L'hommage à Bruno Metsu
« Gardons notre originalité africaine faite de beaux gestes, d'altruisme et de bon sens. Le football africain n'est pas fait pour attendre dans sa zone », poursuit Amara Traoré aujourd'hui âgé de 52 ans et qui a tenu à rendre hommage à Bruno Metsu, le sélectionneur du Sénégal de la campagne de 2002 depuis décédé et enterré au Sénégal en 2013 à sa demande. « Pour cela, Bruno Metsu reste un exemple », dit-il et d'appeler « le Sénégal à éviter d'essayer d'imiter les nations européennes comme la France ». Prévenant, il ajoute que si le Sénégal joue à l'européenne, « il aura tout faux ». Revenant sur Bruno Metsu, Amara Traoré indique, cité par l'AFP, que « s'il pouvait hurler à faire trembler le stade en Corée lors de ses séances tactiques..., c'était aussi un modèle de psychologie et un entraîneur libéral ». « Bruno libérait ses joueurs, sur le terrain et dans la vie.

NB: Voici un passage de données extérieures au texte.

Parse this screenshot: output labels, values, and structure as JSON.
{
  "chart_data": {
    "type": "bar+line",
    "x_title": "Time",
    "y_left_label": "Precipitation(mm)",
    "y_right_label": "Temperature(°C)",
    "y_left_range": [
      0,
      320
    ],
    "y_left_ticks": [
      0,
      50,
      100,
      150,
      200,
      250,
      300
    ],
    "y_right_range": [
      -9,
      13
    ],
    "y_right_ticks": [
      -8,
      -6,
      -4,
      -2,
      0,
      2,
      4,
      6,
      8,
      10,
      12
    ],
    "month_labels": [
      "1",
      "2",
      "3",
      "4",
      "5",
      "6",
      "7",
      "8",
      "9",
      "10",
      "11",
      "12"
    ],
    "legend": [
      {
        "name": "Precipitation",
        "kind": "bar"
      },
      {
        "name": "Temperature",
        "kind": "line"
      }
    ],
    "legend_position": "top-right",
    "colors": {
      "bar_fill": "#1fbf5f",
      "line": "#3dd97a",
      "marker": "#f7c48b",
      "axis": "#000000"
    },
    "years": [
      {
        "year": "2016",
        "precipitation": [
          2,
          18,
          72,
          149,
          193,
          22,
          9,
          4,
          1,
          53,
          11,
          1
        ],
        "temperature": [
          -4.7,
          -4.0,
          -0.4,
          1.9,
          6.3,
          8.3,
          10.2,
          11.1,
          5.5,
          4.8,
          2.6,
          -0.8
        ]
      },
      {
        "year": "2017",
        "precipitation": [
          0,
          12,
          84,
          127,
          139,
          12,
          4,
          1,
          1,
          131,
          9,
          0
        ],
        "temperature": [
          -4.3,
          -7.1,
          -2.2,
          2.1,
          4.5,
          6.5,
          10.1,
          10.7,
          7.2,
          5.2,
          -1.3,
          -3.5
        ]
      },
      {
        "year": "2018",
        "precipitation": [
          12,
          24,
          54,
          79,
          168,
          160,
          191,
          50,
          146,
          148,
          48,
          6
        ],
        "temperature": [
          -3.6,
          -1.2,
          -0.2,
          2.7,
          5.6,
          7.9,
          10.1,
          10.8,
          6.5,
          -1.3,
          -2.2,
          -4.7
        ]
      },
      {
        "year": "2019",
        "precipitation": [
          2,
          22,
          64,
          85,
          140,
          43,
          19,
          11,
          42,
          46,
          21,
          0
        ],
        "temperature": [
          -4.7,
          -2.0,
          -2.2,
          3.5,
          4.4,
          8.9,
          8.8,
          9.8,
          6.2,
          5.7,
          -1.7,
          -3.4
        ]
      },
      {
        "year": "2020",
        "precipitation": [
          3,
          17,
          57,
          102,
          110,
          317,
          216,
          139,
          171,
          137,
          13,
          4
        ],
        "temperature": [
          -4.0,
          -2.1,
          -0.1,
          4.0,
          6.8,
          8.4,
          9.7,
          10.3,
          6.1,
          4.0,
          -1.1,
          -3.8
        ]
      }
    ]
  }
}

Il a accompagné les Africains dans leur façon d'être. Il faut de la rigueur mais dans l'enthousiasme et dans la libération des gestes. » Et de conclure : « L'Afrique gagnera une Coupe du Monde. Ça peut être maintenant ou dans quatre ans, c'est écrit quelque part. Mais pour la gagner, il faut qu'on soit audacieux. » Un message que ne manqueront pas de méditer les joueurs sénégalais à la tête desquels le si discret et modeste Sadio Mané. Dans une émission de ce dimanche consacré au Mondial 2018 et notamment au match entre le Japon et le Sénégal, les invités, tous spécialistes du football sénégalais, n'ont pas manqué d'appeler à ce que l'attaquant de Liverpool sorte de sa coquille et accepte d'être le vrai leader de cette équipe des Lions de la Téranga. Cela aidera certainement à une audace salvatrice qui ne manquera pas de doper le mental de l'équipe nationale du Sénégal. Une pierre de plus dans l'édification d'une équipe qui peut aller loin dans cette compétition. Pour elle-même, mais aussi pour l'Afrique.